Saat pukul 10.30 WIB, banyak mahasiswa sudah berkumpul di Tugu Peringatan. Perempatan Tugu Peringatan ini memang sangat strategis untuk mengumpulkan banyak orang dari segala penjuru. Selain karena letaknya di tengah-tengah kota, juga karena area yang cukup luas. Jika tengah perempatan itu penuh, kira-kira bisa menampung hampir seribu orang. Beberapa rombongan telah bergabung, perbedaan seragam dan bendera sepertinya sudah tak jadi soal. Karena mereka memiliki satu kepentingan, semua perbedaan itu bisa ditanggalkan sejenak.
Beberapa orang yang sepertinya pimpinan masing-masing kelompok berkumpul.
"Kita tunggu sebentar lagi, rombongan dari utara masih dalam perjalanan."
"Berapa jumlah mereka?"
"Kemarin, korlapnya menyatakan siap membawa seratus orang."

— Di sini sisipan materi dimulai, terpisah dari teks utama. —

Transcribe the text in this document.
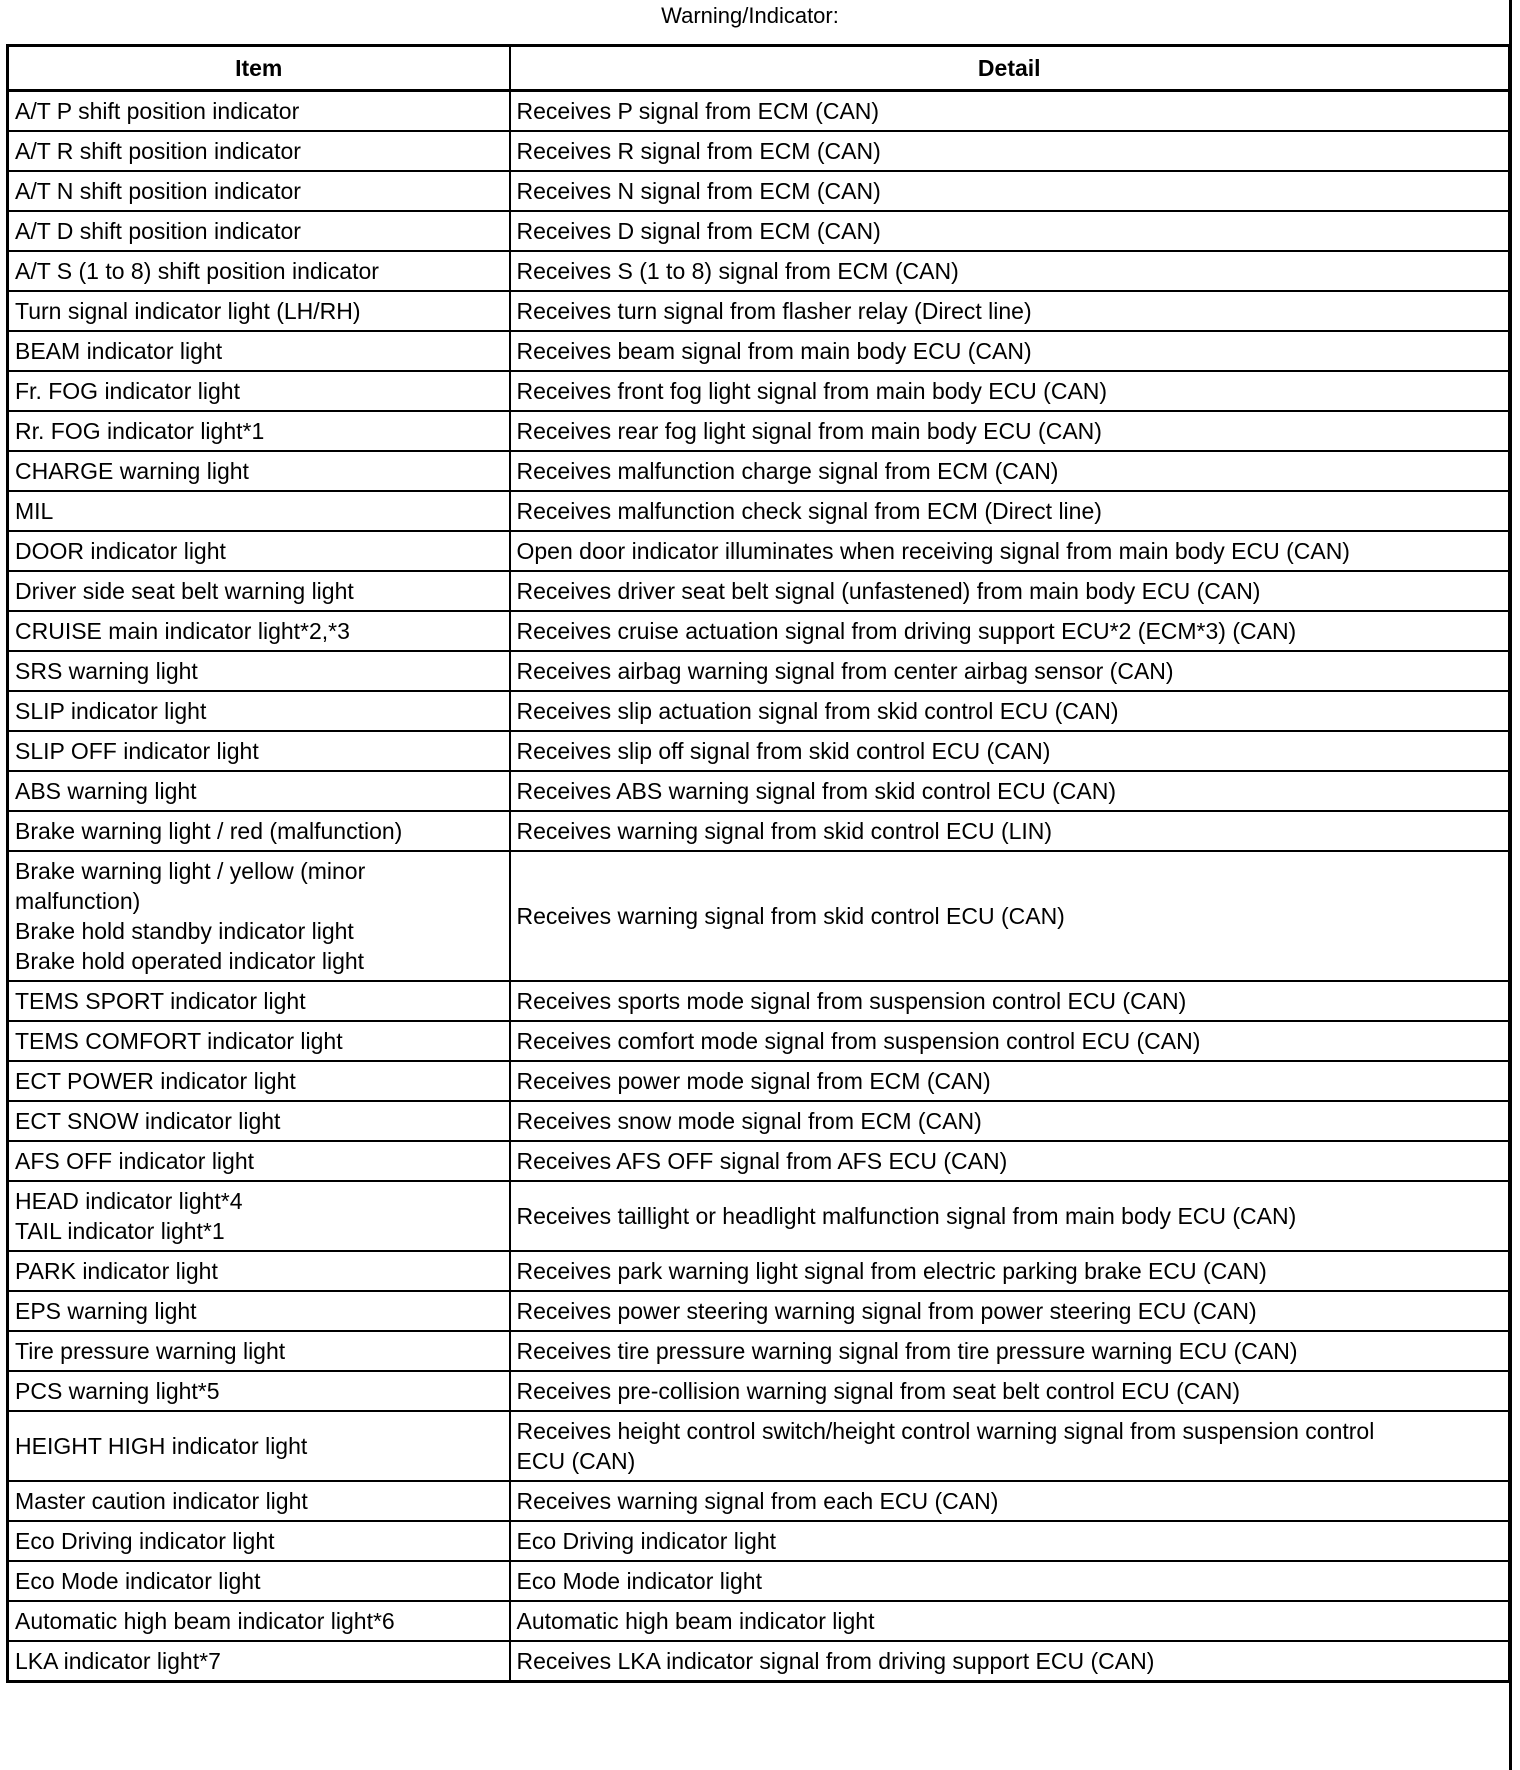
Warning/Indicator:
Item	Detail

A/T P shift position indicator	Receives P signal from ECM (CAN)

A/T R shift position indicator	Receives R signal from ECM (CAN)

A/T N shift position indicator	Receives N signal from ECM (CAN)

A/T D shift position indicator	Receives D signal from ECM (CAN)

A/T S (1 to 8) shift position indicator	Receives S (1 to 8) signal from ECM (CAN)

Turn signal indicator light (LH/RH)	Receives turn signal from flasher relay (Direct line)

BEAM indicator light	Receives beam signal from main body ECU (CAN)

Fr. FOG indicator light	Receives front fog light signal from main body ECU (CAN)

Rr. FOG indicator light*1	Receives rear fog light signal from main body ECU (CAN)

CHARGE warning light	Receives malfunction charge signal from ECM (CAN)

MIL	Receives malfunction check signal from ECM (Direct line)

DOOR indicator light	Open door indicator illuminates when receiving signal from main body ECU (CAN)

Driver side seat belt warning light	Receives driver seat belt signal (unfastened) from main body ECU (CAN)

CRUISE main indicator light*2,*3	Receives cruise actuation signal from driving support ECU*2 (ECM*3) (CAN)

SRS warning light	Receives airbag warning signal from center airbag sensor (CAN)

SLIP indicator light	Receives slip actuation signal from skid control ECU (CAN)

SLIP OFF indicator light	Receives slip off signal from skid control ECU (CAN)

ABS warning light	Receives ABS warning signal from skid control ECU (CAN)

Brake warning light / red (malfunction)	Receives warning signal from skid control ECU (LIN)

Brake warning light / yellow (minor
malfunction)
Brake hold standby indicator light
Brake hold operated indicator light	Receives warning signal from skid control ECU (CAN)

TEMS SPORT indicator light	Receives sports mode signal from suspension control ECU (CAN)

TEMS COMFORT indicator light	Receives comfort mode signal from suspension control ECU (CAN)

ECT POWER indicator light	Receives power mode signal from ECM (CAN)

ECT SNOW indicator light	Receives snow mode signal from ECM (CAN)

AFS OFF indicator light	Receives AFS OFF signal from AFS ECU (CAN)

HEAD indicator light*4
TAIL indicator light*1	Receives taillight or headlight malfunction signal from main body ECU (CAN)

PARK indicator light	Receives park warning light signal from electric parking brake ECU (CAN)

EPS warning light	Receives power steering warning signal from power steering ECU (CAN)

Tire pressure warning light	Receives tire pressure warning signal from tire pressure warning ECU (CAN)

PCS warning light*5	Receives pre-collision warning signal from seat belt control ECU (CAN)

HEIGHT HIGH indicator light	Receives height control switch/height control warning signal from suspension control
ECU (CAN)

Master caution indicator light	Receives warning signal from each ECU (CAN)

Eco Driving indicator light	Eco Driving indicator light

Eco Mode indicator light	Eco Mode indicator light

Automatic high beam indicator light*6	Automatic high beam indicator light

LKA indicator light*7	Receives LKA indicator signal from driving support ECU (CAN)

"Baiklah. Kalau begitu sudah cukup kuat. Begitu mereka sampai, kita langsung koordinasi dan mulai aksinya."
***
Tiga orang di pinggir jalan ujung perempatan tengah asik memperhatikan para demonstran yang sedang mempersiapkan diri. Kehadiran mereka sangat wajar, sehingga tidak begitu menarik perhatian. Tapi dengan seksama, mereka tengah memperhitungkan gerakan massa yang kini mulai menggelumbung di tengah perempatan Tugu Peringatan itu.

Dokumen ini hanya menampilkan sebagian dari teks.